À partir de 1449, la partie méridionale de l’ancien système de fortification, qui bordait la Vilaine, est abandonnée. Une troisième enceinte, doublée d’un fossé en eau, est en effet édifiée autour de la « Nouvelle Ville » et de ses quartiers artisanaux situés au sud du fleuve. La superficie de la ville close se retrouve ainsi doublée par rapport à ce qu’elle était au début du XVe siècle. Ces travaux s’accompagnent d’une restructuration de la muraille antique et s’achèvent par la mise en place de boulevards d’artillerie aux portes de la ville.

Les Portes Mordelaises

Situées sur le tracé de la muraille antique, les Portes Mordelaises représentent non seulement une des plus anciennes portes de la ville, mais également un des seuls vestiges des fortifications encore en élévation avec la Tour Duchesne et les parties de courtine adjacentes. La protection de la porte, sans doute héritée de l’Antiquité tardive, est consolidée par l’installation d’une palissade de forts poteaux de bois au cours des XIe-XIIe siècles, période pour laquelle les sources font défaut. Dans la seconde moitié du XIIIe siècle, elle fait l’objet d’une restructuration importante avec la reconstruction de la courtine ouest, qui intègre trois baies géminées (divisées en deux par une colonnette) ouvrant sur la maison d’un chanoine. L’initiative de ces travaux reviendrait au duc Jean II (1286-1304), à qui l’on doit la remise en état d’enceintes castrales et urbaines.

La défense est à nouveau renforcée, probablement à la fin du XIVe siècle, par la construction d’une bastille (ouvrage qui précède l’entrée de ville, assurant ainsi une protection supplémentaire par la création d’un sas).  Son édification peut être mise en relation avec la guerre de Succession. 

Une nouvelle série de modifications intervient au XVe siècle, lors de l’extension de l’enceinte urbaine vers l’est et vers le sud.
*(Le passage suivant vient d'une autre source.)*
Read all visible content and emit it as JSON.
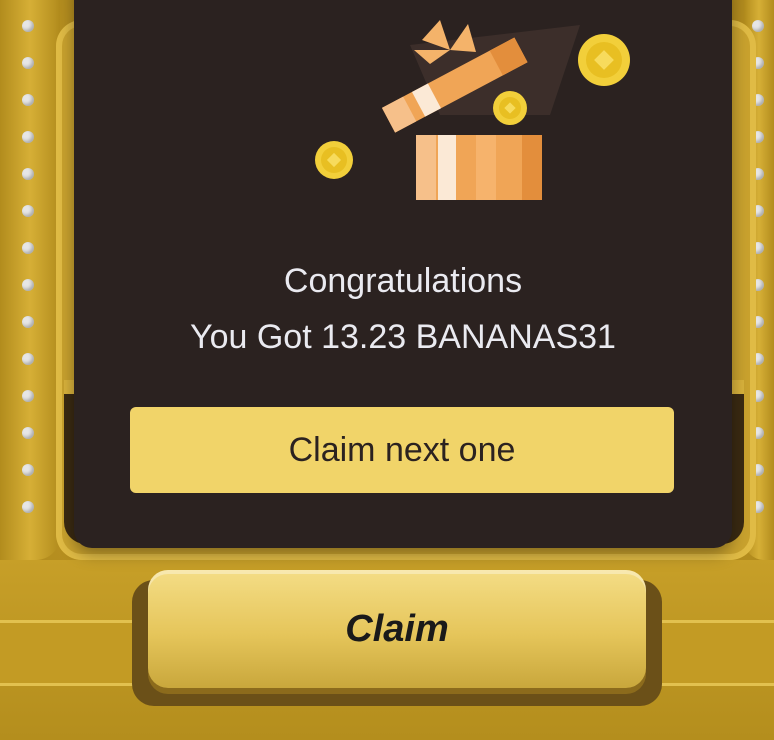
{
  "modal": {
    "title": "Congratulations",
    "message": "You Got 13.23 BANANAS31",
    "claim_next_label": "Claim next one"
  },
  "machine": {
    "claim_label": "Claim"
  },
  "icons": {
    "gift": "open-gift-box-icon",
    "coin": "gold-coin-icon"
  },
  "colors": {
    "modal_bg": "#2b2220",
    "accent_button": "#f1d469",
    "machine_gold": "#c49b26"
  }
}
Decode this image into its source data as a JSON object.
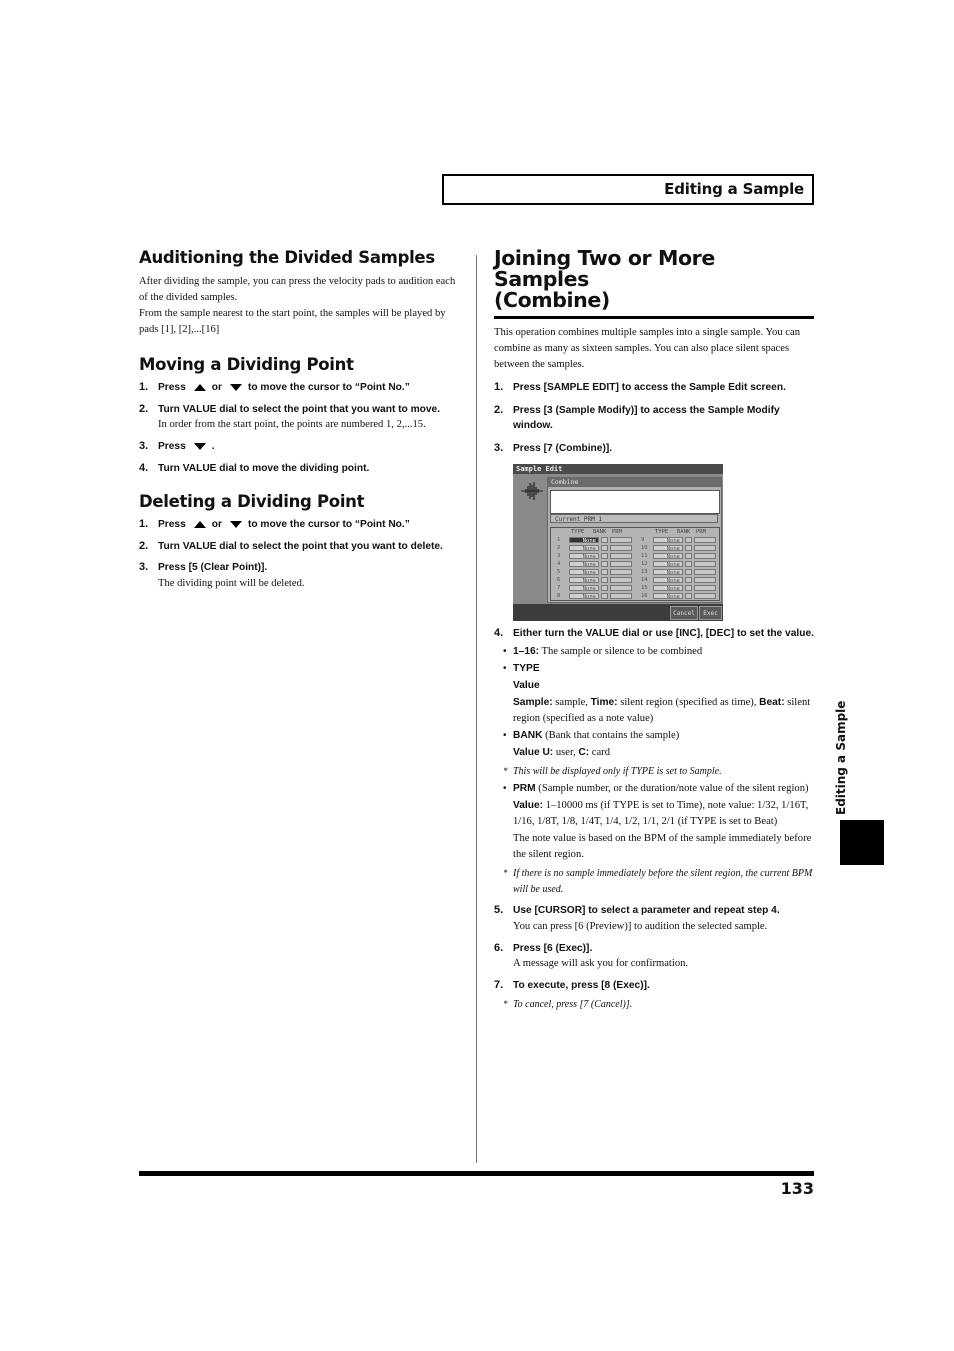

Les Portes Mordelaises se composent dès lors d’un châtelet (deux tours encadrant une entrée) précédé d’un boulevard d’artillerie (ouvrage maçonné formant une protection supplémentaire) avec trois niveaux de tir. L’ensemble est ceinturé par les douves, alimentées par les eaux de la Vilaine. À l’intérieur du boulevard, des écuries sont aménagées pour le gouverneur de la ville (équivalent du maire actuel), qui loge alors au premier étage du châtelet. Les nombreuses cheminées présentes à ce niveau témoignent bien de sa fonction résidentielle, tandis que le rez-de-chaussée n’est manifestement dédié qu’à la défense. Les Portes Mordelaises jouent d’ailleurs un rôle emblématiques au XVe siècle : par leur position stratégique face à la cathédrale, elles sont non seulement le passage obligé du futur duc lors de la cérémonie du sacre, mais également l’entrée principale de la ville.

Malgré tout, le châtelet est déclassé à la fin de l’époque moderne. Il subit une métamorphose radicale afin d’être transformé en immeuble de rapport dans les années 1725. Il sera habité jusqu’au milieu du XXe siècle.